On his Klein bottle: It’s a mathematical, bizarre contraption that makes our lives more complicated because it goes through itself but it doesn’t have an inside or an outside. Typically when you do 3-D graphics, the surfaces are oriented. This guy doesn’t have an inside, so not all surfaces are orientable. When [students] think all of them are orientable, I show them the Klein bottle and we have to discuss what to do about it. It’s nice to actually have tangible things to show students when trying to talk them into writing an algorithm for it.

Choosing a career: When I was growing up, I was very bored. So I had to invent things to keep busy. My parents bought me one of those first computers, a TRS. So I learned to program with that, and I always wanted to be an engineer.

On TV: We don’t have a television at home, so I haven’t been watching television for a long time. We decided not to have a television when we had children. … And they didn’t miss it too much. We were concerned that they would be diminished somehow, but it gives them more time to do things. And they grew to be happy, smart and successful.

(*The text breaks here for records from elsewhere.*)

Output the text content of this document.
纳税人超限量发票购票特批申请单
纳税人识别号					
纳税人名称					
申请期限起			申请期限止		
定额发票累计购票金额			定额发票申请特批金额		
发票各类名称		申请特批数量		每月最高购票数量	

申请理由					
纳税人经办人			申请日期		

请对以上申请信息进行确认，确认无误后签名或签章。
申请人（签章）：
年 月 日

Recently solved problem: I went to a nice workshop that was organized by McGill University in Barbados, and we spent five days with senior faculty talking about ideas. Everybody was proposing a set of problems or projects, so I proposed a few. And we worked on one of them. The problem was when I give you set a numbers, you can compute the average. But what if I give you a set of shapes? What’s the average of a set of shapes? And this is important, for example, in medical studies. … We actually have a nice formulation of how to compute an average.

What he could do without: I can live without a cell phone. … I try to limit the bandwidth between my brain and the rest of the world. I do e-mail twice a day, but I don’t check it all the time. I’m using Skype because I have collaborations with people in different countries. It’s a convenient way of working together. But I do try to be careful and carve some time for me to think and to work on research or talk with students.